You’re probably wondering about the photos. Even before I actually made the Wilder, I thought that a white linen maxi dress would be really dramatic visually and it would be cool if I could get some photos of it in a setting that showed that off. My very good friend Drew Amyot is a really skilled photographer and I love his work. I asked him if he’d be willing to take photos of me in the dress in exchange for me teaching him how to sew. He was very agreeable, and we went down to my great great uncle’s old house where we took some photos among the furniture and other items left behind (no one currently lives there). We also went down to some land my family owns on the ocean, where everything was very frozen and I had to keep my coat on until right before the photo was going to be taken! Drew shoots only on film, so even though these shots were taken in early February, they only just got developed now. Below are the ones he took outside.
This feels like a funny thing to post in June, but at its heart, it IS a summer dress even though it rose from the ashes of the Wilder gown in January! Part of the fun of film is also the delay in getting the photos back – it’s nice to see these photos now and remember that day in February where I shivered a lot and tried to look laidback while bare-armed in the snow. The delay between making and posting has also made the anguish of the grandmotherly nightgown fade from my memory a little bit!

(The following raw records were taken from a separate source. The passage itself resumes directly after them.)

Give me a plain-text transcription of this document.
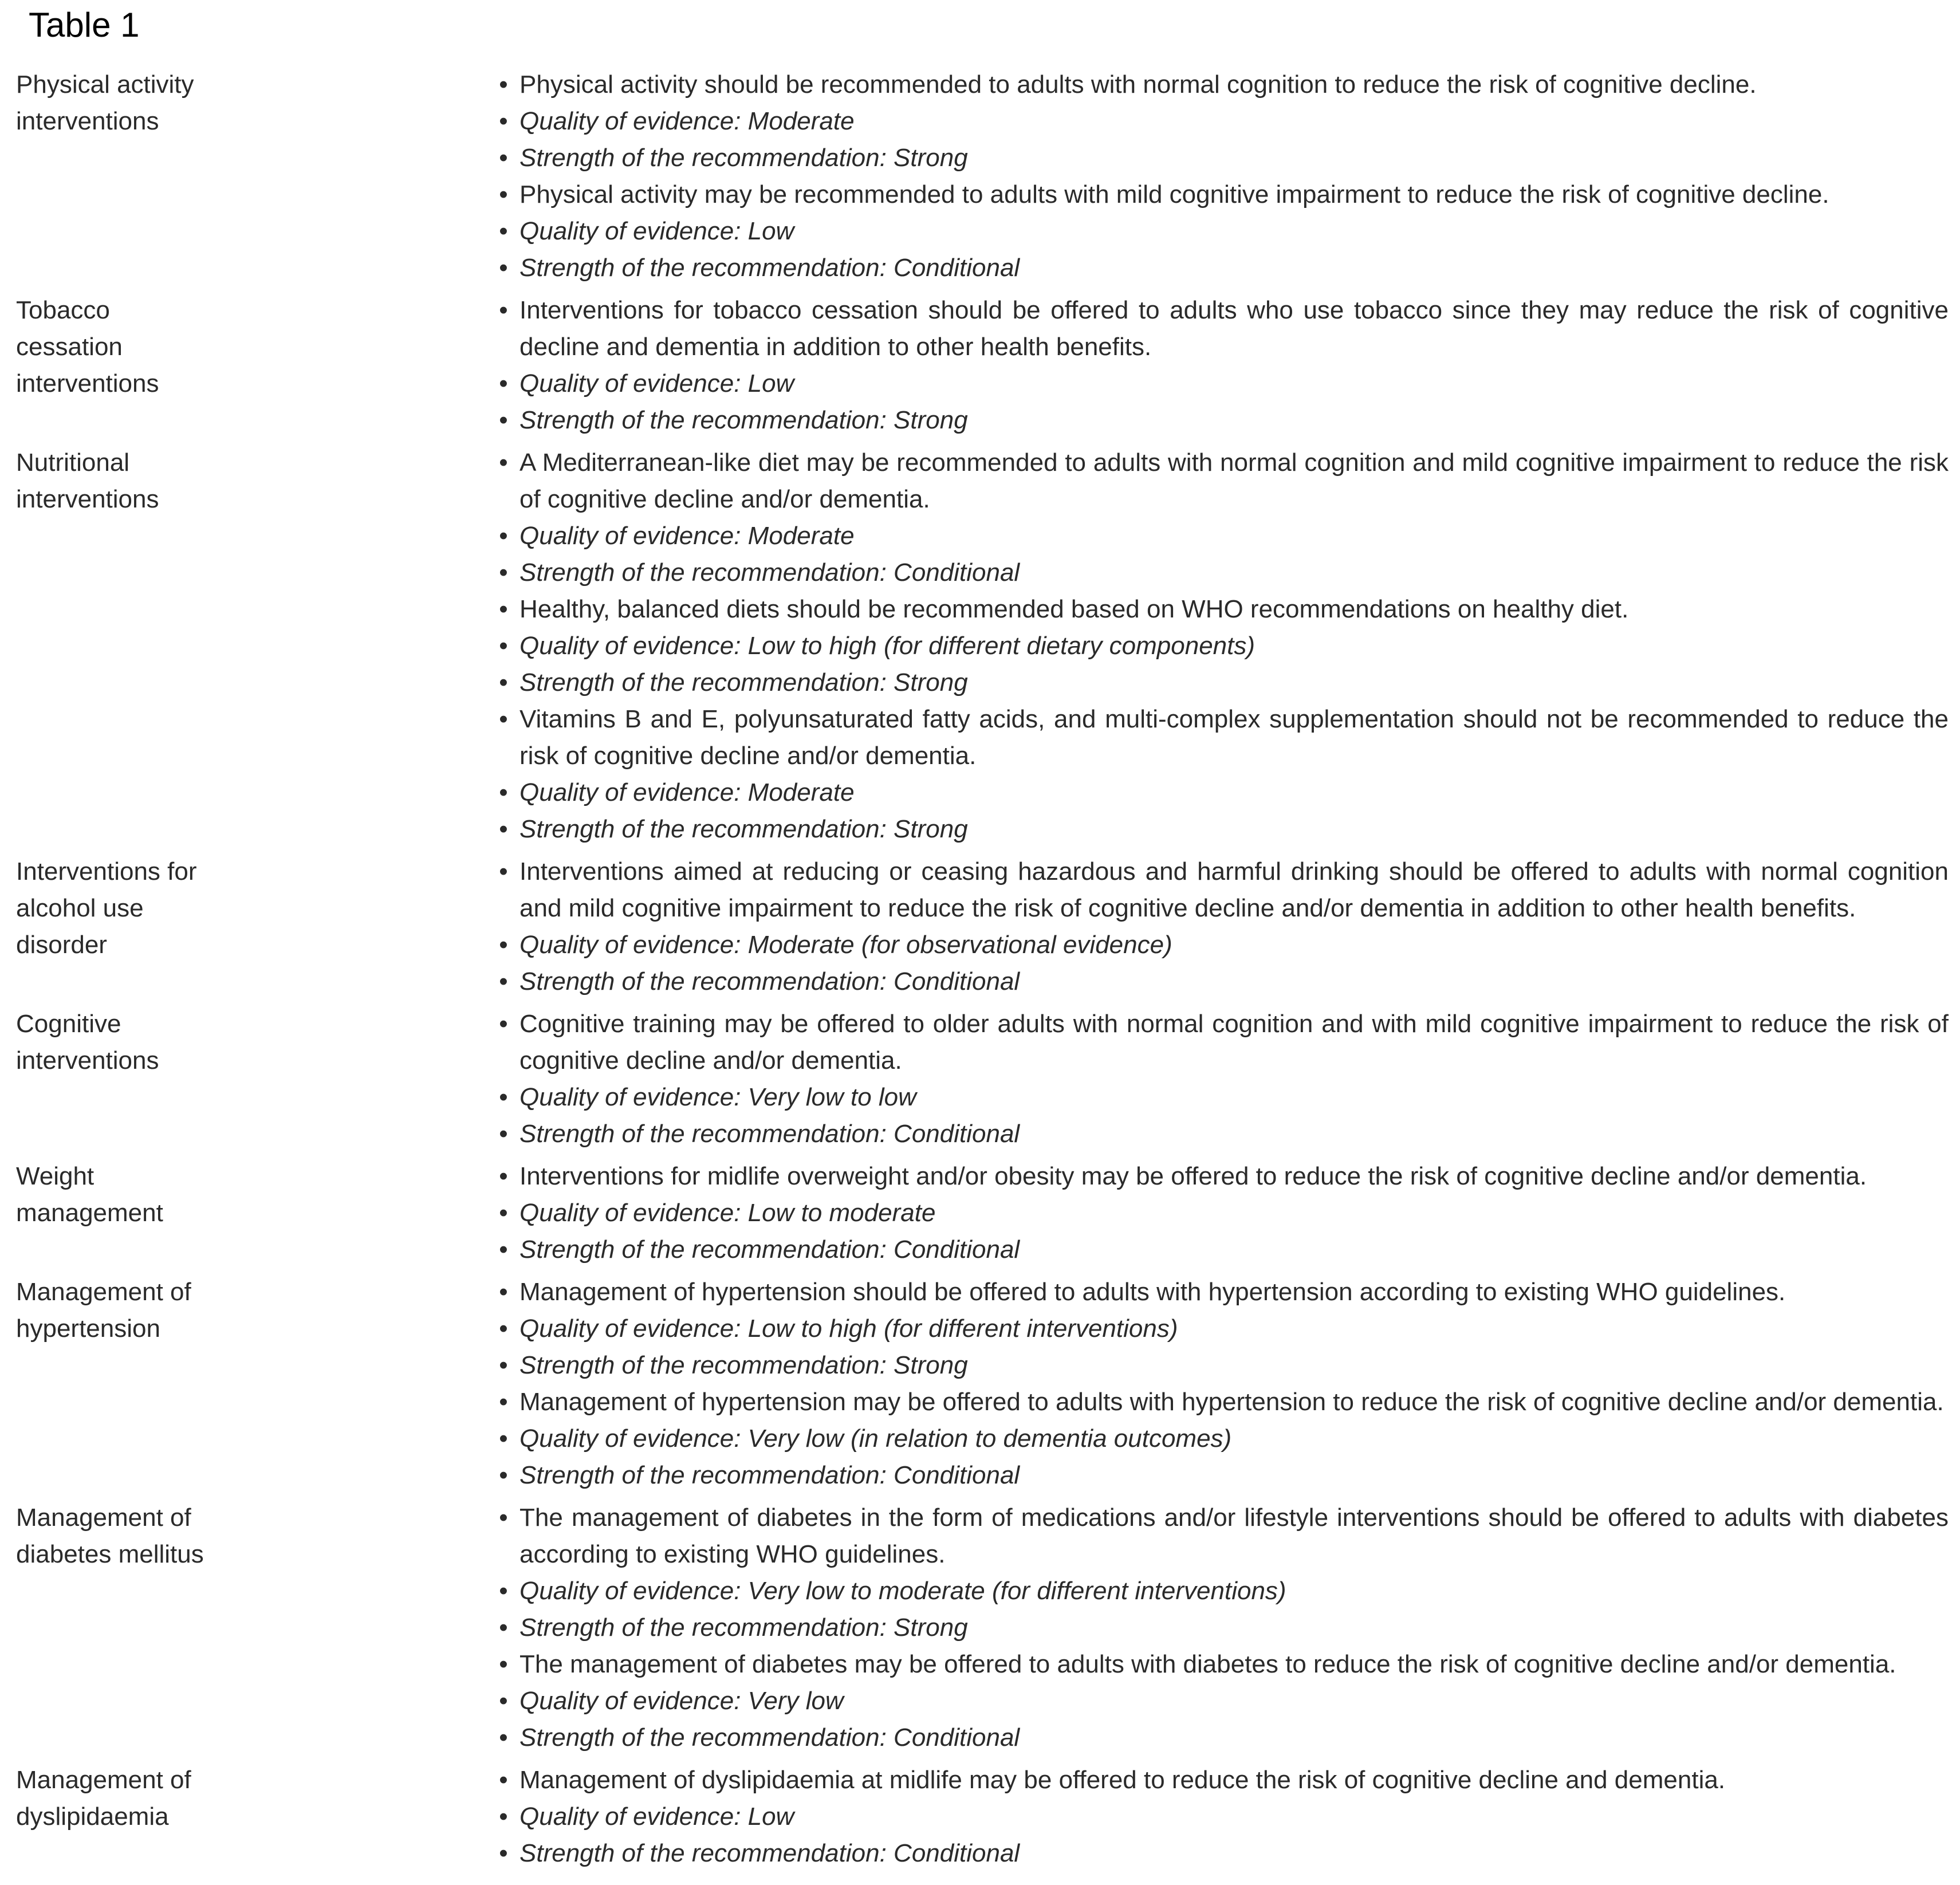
Table 1
Physical activity
interventions
• Physical activity should be recommended to adults with normal cognition to reduce the risk of cognitive decline.
• Quality of evidence: Moderate
• Strength of the recommendation: Strong
• Physical activity may be recommended to adults with mild cognitive impairment to reduce the risk of cognitive decline.
• Quality of evidence: Low
• Strength of the recommendation: Conditional
Tobacco
cessation
interventions
• Interventions for tobacco cessation should be offered to adults who use tobacco since they may reduce the risk of cognitive decline and dementia in addition to other health benefits.
• Quality of evidence: Low
• Strength of the recommendation: Strong
Nutritional
interventions
• A Mediterranean-like diet may be recommended to adults with normal cognition and mild cognitive impairment to reduce the risk of cognitive decline and/or dementia.
• Quality of evidence: Moderate
• Strength of the recommendation: Conditional
• Healthy, balanced diets should be recommended based on WHO recommendations on healthy diet.
• Quality of evidence: Low to high (for different dietary components)
• Strength of the recommendation: Strong
• Vitamins B and E, polyunsaturated fatty acids, and multi-complex supplementation should not be recommended to reduce the risk of cognitive decline and/or dementia.
• Quality of evidence: Moderate
• Strength of the recommendation: Strong
Interventions for
alcohol use
disorder
• Interventions aimed at reducing or ceasing hazardous and harmful drinking should be offered to adults with normal cognition and mild cognitive impairment to reduce the risk of cognitive decline and/or dementia in addition to other health benefits.
• Quality of evidence: Moderate (for observational evidence)
• Strength of the recommendation: Conditional
Cognitive
interventions
• Cognitive training may be offered to older adults with normal cognition and with mild cognitive impairment to reduce the risk of cognitive decline and/or dementia.
• Quality of evidence: Very low to low
• Strength of the recommendation: Conditional
Weight
management
• Interventions for midlife overweight and/or obesity may be offered to reduce the risk of cognitive decline and/or dementia.
• Quality of evidence: Low to moderate
• Strength of the recommendation: Conditional
Management of
hypertension
• Management of hypertension should be offered to adults with hypertension according to existing WHO guidelines.
• Quality of evidence: Low to high (for different interventions)
• Strength of the recommendation: Strong
• Management of hypertension may be offered to adults with hypertension to reduce the risk of cognitive decline and/or dementia.
• Quality of evidence: Very low (in relation to dementia outcomes)
• Strength of the recommendation: Conditional
Management of
diabetes mellitus
• The management of diabetes in the form of medications and/or lifestyle interventions should be offered to adults with diabetes according to existing WHO guidelines.
• Quality of evidence: Very low to moderate (for different interventions)
• Strength of the recommendation: Strong
• The management of diabetes may be offered to adults with diabetes to reduce the risk of cognitive decline and/or dementia.
• Quality of evidence: Very low
• Strength of the recommendation: Conditional
Management of
dyslipidaemia
• Management of dyslipidaemia at midlife may be offered to reduce the risk of cognitive decline and dementia.
• Quality of evidence: Low
• Strength of the recommendation: Conditional
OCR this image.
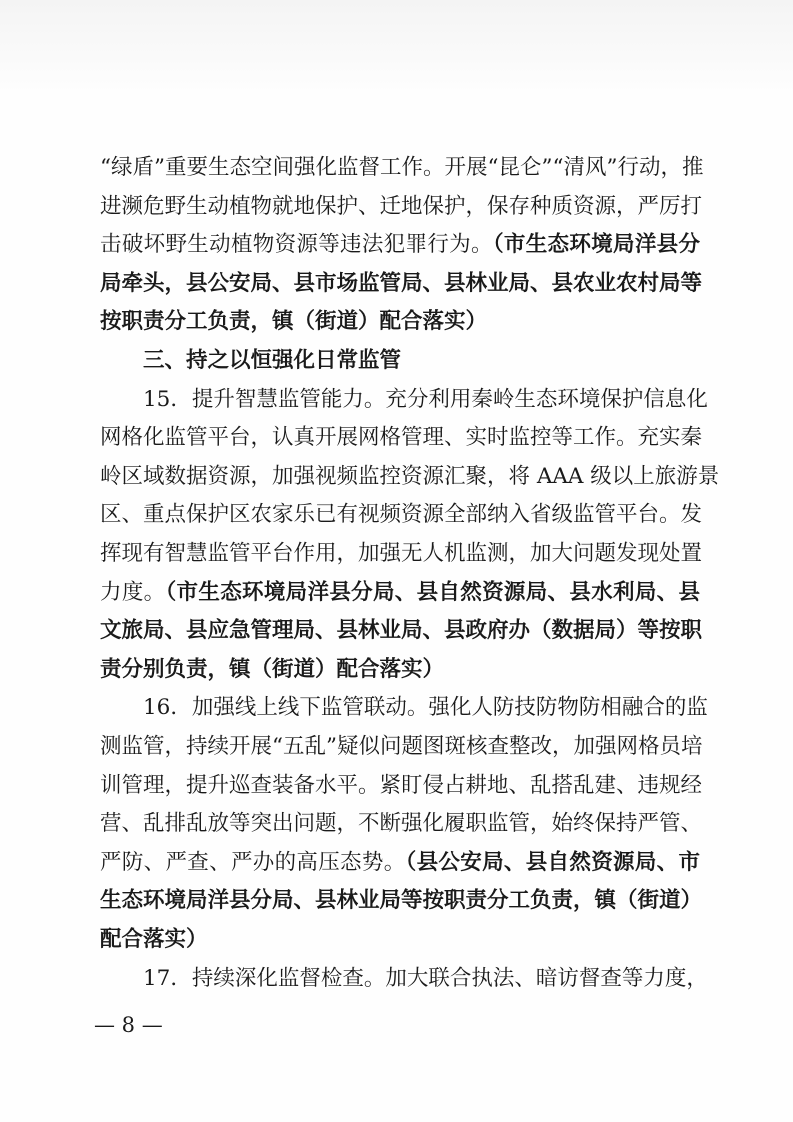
“绿盾”重要生态空间强化监督工作。开展“昆仑”“清风”行动，推
进濒危野生动植物就地保护、迁地保护，保存种质资源，严厉打
击破坏野生动植物资源等违法犯罪行为。（市生态环境局洋县分
局牵头，县公安局、县市场监管局、县林业局、县农业农村局等
按职责分工负责，镇（街道）配合落实）
三、持之以恒强化日常监管
15．提升智慧监管能力。充分利用秦岭生态环境保护信息化
网格化监管平台，认真开展网格管理、实时监控等工作。充实秦
岭区域数据资源，加强视频监控资源汇聚，将 AAA 级以上旅游景
区、重点保护区农家乐已有视频资源全部纳入省级监管平台。发
挥现有智慧监管平台作用，加强无人机监测，加大问题发现处置
力度。（市生态环境局洋县分局、县自然资源局、县水利局、县
文旅局、县应急管理局、县林业局、县政府办（数据局）等按职
责分别负责，镇（街道）配合落实）
16．加强线上线下监管联动。强化人防技防物防相融合的监
测监管，持续开展“五乱”疑似问题图斑核查整改，加强网格员培
训管理，提升巡查装备水平。紧盯侵占耕地、乱搭乱建、违规经
营、乱排乱放等突出问题，不断强化履职监管，始终保持严管、
严防、严查、严办的高压态势。（县公安局、县自然资源局、市
生态环境局洋县分局、县林业局等按职责分工负责，镇（街道）
配合落实）
17．持续深化监督检查。加大联合执法、暗访督查等力度，
— 8 —
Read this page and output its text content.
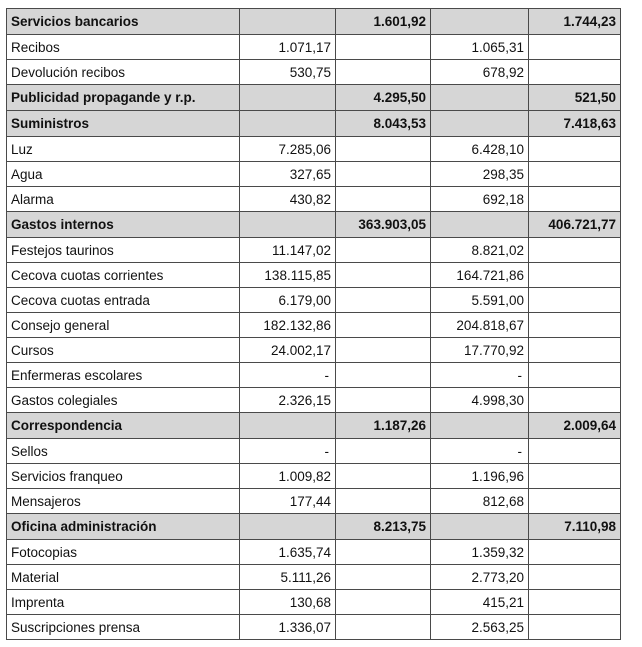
Servicios bancarios		1.601,92		1.744,23
Recibos	1.071,17		1.065,31	
Devolución recibos	530,75		678,92	
Publicidad propagande y r.p.		4.295,50		521,50
Suministros		8.043,53		7.418,63
Luz	7.285,06		6.428,10	
Agua	327,65		298,35	
Alarma	430,82		692,18	
Gastos internos		363.903,05		406.721,77
Festejos taurinos	11.147,02		8.821,02	
Cecova cuotas corrientes	138.115,85		164.721,86	
Cecova cuotas entrada	6.179,00		5.591,00	
Consejo general	182.132,86		204.818,67	
Cursos	24.002,17		17.770,92	
Enfermeras escolares	-		-	
Gastos colegiales	2.326,15		4.998,30	
Correspondencia		1.187,26		2.009,64
Sellos	-		-	
Servicios franqueo	1.009,82		1.196,96	
Mensajeros	177,44		812,68	
Oficina administración		8.213,75		7.110,98
Fotocopias	1.635,74		1.359,32	
Material	5.111,26		2.773,20	
Imprenta	130,68		415,21	
Suscripciones prensa	1.336,07		2.563,25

Haha oh man. I really like your finished dress – very fresh and romantic! – but you are, ahem, not wrong about the before picture. XD Well, I’m glad your experiment ended well!
This has really made me smile. Little House on the prairie nightdress to lovely swishy summer dress. You definitely made the right call. The before photos were a treat!
Love the finished dress!
Author
Haha, I’m glad I can bring you a laugh! It makes me chuckle for sure to look back on – not a good look for me at all!
This is such a fabulous post. I also made the Wilder dress because it was so cute on everyone else and all the things you mentioned about why you didn’t like it, same here. I also have the Ogden Cami pattern and might finally resurrect the dress to give it a new and more fabulous life. Thank you for the inspiration.
Author
I hope you have good luck with your resurrection! I’m glad to hear I’m not alone!!
Soooo excited to read this because I am NOT reaching for my wilder and feel like a CLOWN in it. (sorry ,wilder, you’re not for me!) Going to pick some seams PRONTO.
Author
Yessss! It was so bad on me. Looks so good on so many people but I was not into it at all. Glad we can commiserate!